India’s inflation has declined to a 60-month low of 3.50 per cent in August, as compared to 3.54 per cent in the previous month, according to a Moneycontrol (MC) poll of 10 economists.

The forecasts in the poll ranged from a low of 3.2-4 per cent. The economists expect a favourable base and low inflation in perishables to keep consumer prices in check.

Last August, inflation had risen to 6.8 per cent.

“High frequency data for perishables point to a moderation in momentum in August, which together with remnant base effects are likely to keep headline inflation in the lower half of the target band,” said Radhika Rao, senior economist, DBS Bank.
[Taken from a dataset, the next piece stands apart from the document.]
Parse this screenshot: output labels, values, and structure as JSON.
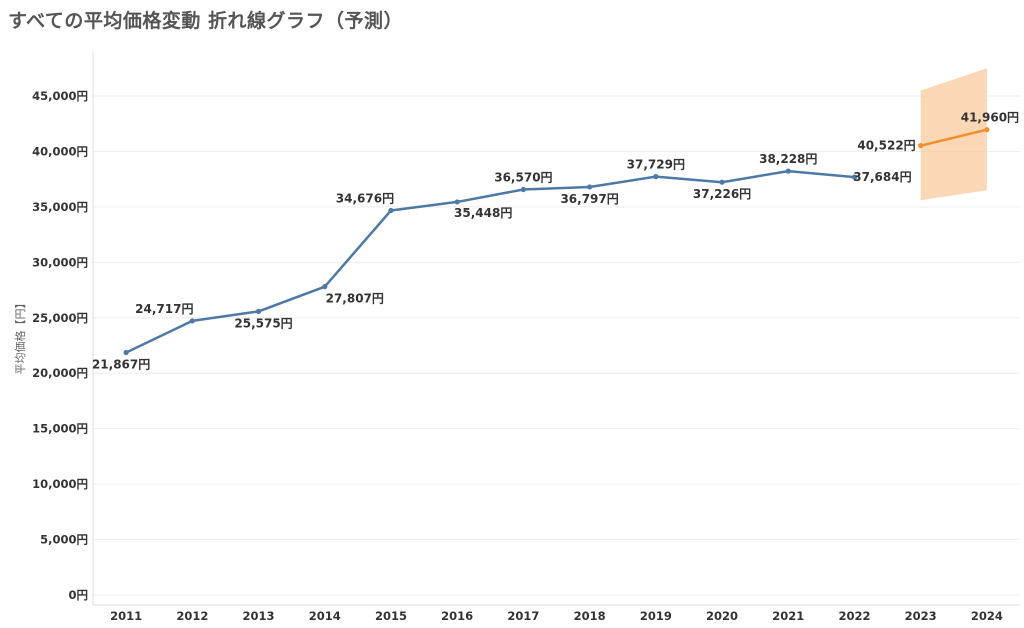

Vegetable prices to remain high

However, the economists expect vegetable inflation to spike to double digits.

“Vegetable inflation is projected to remain high, bouncing back to double digits, and the deflation in edible oil is expected to reduce further,” said Rajani Sinha, chief economist, CareEdge.
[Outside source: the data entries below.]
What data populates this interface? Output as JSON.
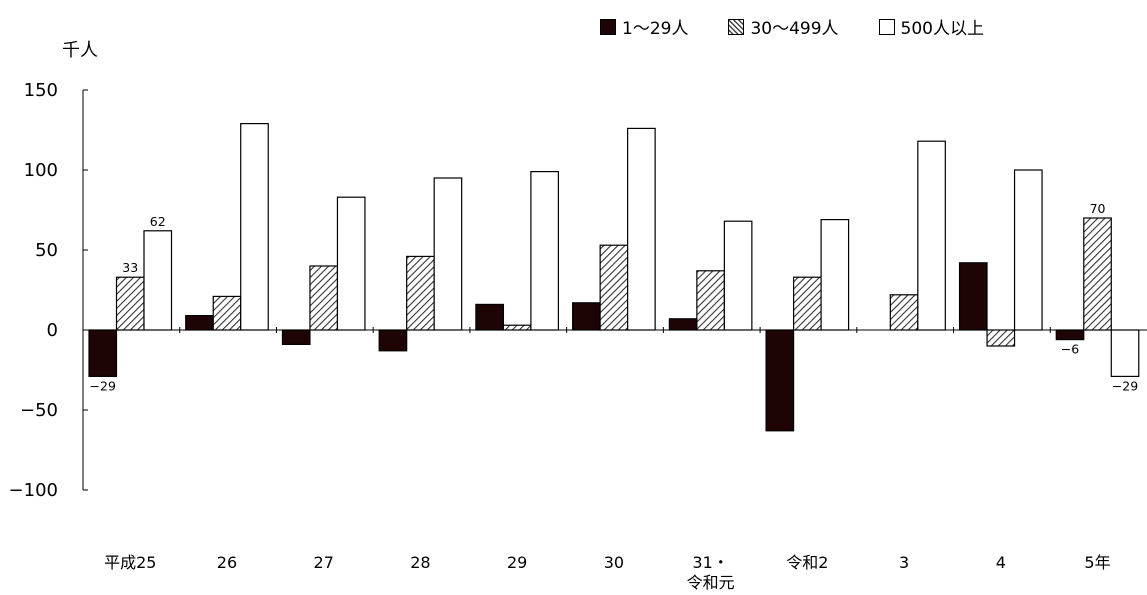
{
  "chart_data": {
    "type": "bar",
    "ylabel": "千人",
    "ylim": [
      -100,
      150
    ],
    "yticks": [
      150,
      100,
      50,
      0,
      -50,
      -100
    ],
    "categories": [
      "平成25",
      "26",
      "27",
      "28",
      "29",
      "30",
      "31・令和元",
      "令和2",
      "3",
      "4",
      "5年"
    ],
    "category_lines": [
      [
        "平成25"
      ],
      [
        "26"
      ],
      [
        "27"
      ],
      [
        "28"
      ],
      [
        "29"
      ],
      [
        "30"
      ],
      [
        "31・",
        "令和元"
      ],
      [
        "令和2"
      ],
      [
        "3"
      ],
      [
        "4"
      ],
      [
        "5年"
      ]
    ],
    "series": [
      {
        "name": "1～29人",
        "pattern": "solid",
        "color": "#1e0404",
        "values": [
          -29,
          9,
          -9,
          -13,
          16,
          17,
          7,
          -63,
          0,
          42,
          -6
        ],
        "labels": [
          "-29",
          "",
          "",
          "",
          "",
          "",
          "",
          "",
          "",
          "",
          "-6"
        ]
      },
      {
        "name": "30～499人",
        "pattern": "hatch",
        "color": "#9a9a9a",
        "values": [
          33,
          21,
          40,
          46,
          3,
          53,
          37,
          33,
          22,
          -10,
          70
        ],
        "labels": [
          "33",
          "",
          "",
          "",
          "",
          "",
          "",
          "",
          "",
          "",
          "70"
        ]
      },
      {
        "name": "500人以上",
        "pattern": "white",
        "color": "#ffffff",
        "values": [
          62,
          129,
          83,
          95,
          99,
          126,
          68,
          69,
          118,
          100,
          -29
        ],
        "labels": [
          "62",
          "",
          "",
          "",
          "",
          "",
          "",
          "",
          "",
          "",
          "-29"
        ]
      }
    ],
    "legend": "top-right",
    "grid": false
  }
}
Sinha also noted a marginal rise in core inflation and the projected inflation figure to be higher at 3.7 per cent in August.
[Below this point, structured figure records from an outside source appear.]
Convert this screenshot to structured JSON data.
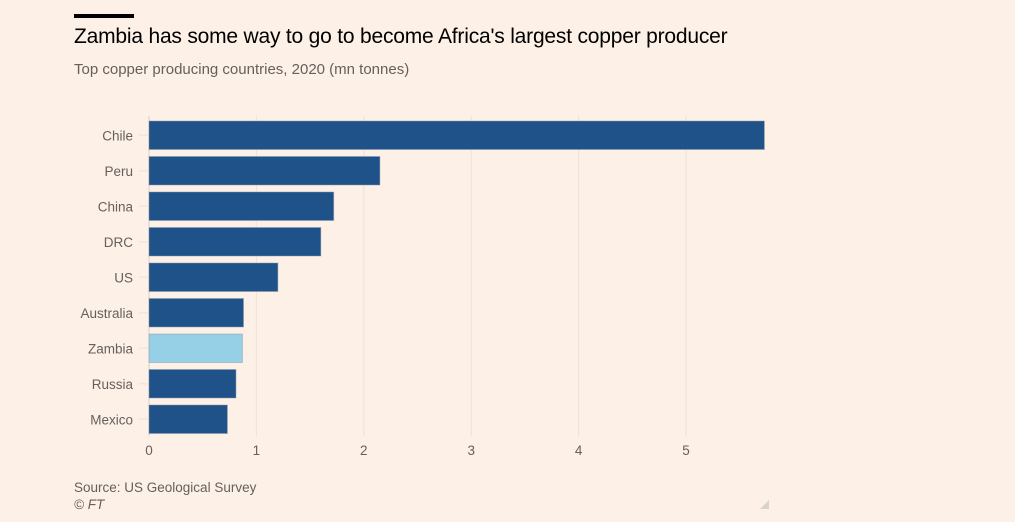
{
  "header": {
    "title": "Zambia has some way to go to become Africa's largest copper producer",
    "subtitle": "Top copper producing countries, 2020 (mn tonnes)"
  },
  "footer": {
    "source": "Source: US Geological Survey",
    "copyright": "© FT"
  },
  "colors": {
    "background": "#fdf0e6",
    "bar": "#1f5289",
    "highlight": "#96d0e6",
    "gridline": "#ebe2d9",
    "text": "#66605c"
  },
  "chart_data": {
    "type": "bar",
    "orientation": "horizontal",
    "title": "Zambia has some way to go to become Africa's largest copper producer",
    "subtitle": "Top copper producing countries, 2020 (mn tonnes)",
    "xlabel": "",
    "ylabel": "",
    "categories": [
      "Chile",
      "Peru",
      "China",
      "DRC",
      "US",
      "Australia",
      "Zambia",
      "Russia",
      "Mexico"
    ],
    "values": [
      5.73,
      2.15,
      1.72,
      1.6,
      1.2,
      0.88,
      0.87,
      0.81,
      0.73
    ],
    "highlight": "Zambia",
    "xlim": [
      0,
      5.8
    ],
    "xticks": [
      0,
      1,
      2,
      3,
      4,
      5
    ],
    "xtick_labels": [
      "0",
      "1",
      "2",
      "3",
      "4",
      "5"
    ],
    "grid": true,
    "legend": "none",
    "unit": "mn tonnes"
  }
}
Purchasing Managers' Index (PMI) data, which was released earlier this week, pointed to easing price pressures for services, but higher output prices for manufacturing.

Cost pressures in manufacturing output led to one of the strongest rises in close to 11 years, as per the PMI release on September 2.

Positive news on industrial output
On the industrial front, there was positive news as the MC Poll expects industrial production to inch up to 4.8 per cent in July, as compared to 4.2 per cent in the previous month.

Manufacturing indicated a strong growth in the first quarter of the fiscal, with the gross domestic product (GDP) data indicating a 7 per cent rise. The corresponding figure during a similar period in the previous year was at 5 per cent.

Core sector, which has a 40 per cent weight in the index of industrial production, rebounded to 6.1 per cent in July, as compared to 5.1 per cent growth in June.

“Ind-Ra (India Ratings and Research) believes moderate growth in the core sector may keep growth in IIP (index of industrial production) around 5 per cent in July,” said Paras Jasrai, senior analyst, Ind-Ra.

The Reserve Bank of India (RBI) is likely to be on a wait-and-watch mode.  The central bank has estimated inflation to hover around 4.4 per cent for the second quarter amid a healthy trend for industrial production.

The RBI’s monetary policy committee’s (MPC) bi-monthly meeting will be held in October. Experts believe that the MPC is likely to go for an interest rate cut of 25 basis points (bps) in its next meeting in December.

Last month, the RBI kept the policy rate at 6.5 per cent for the ninth consecutive time.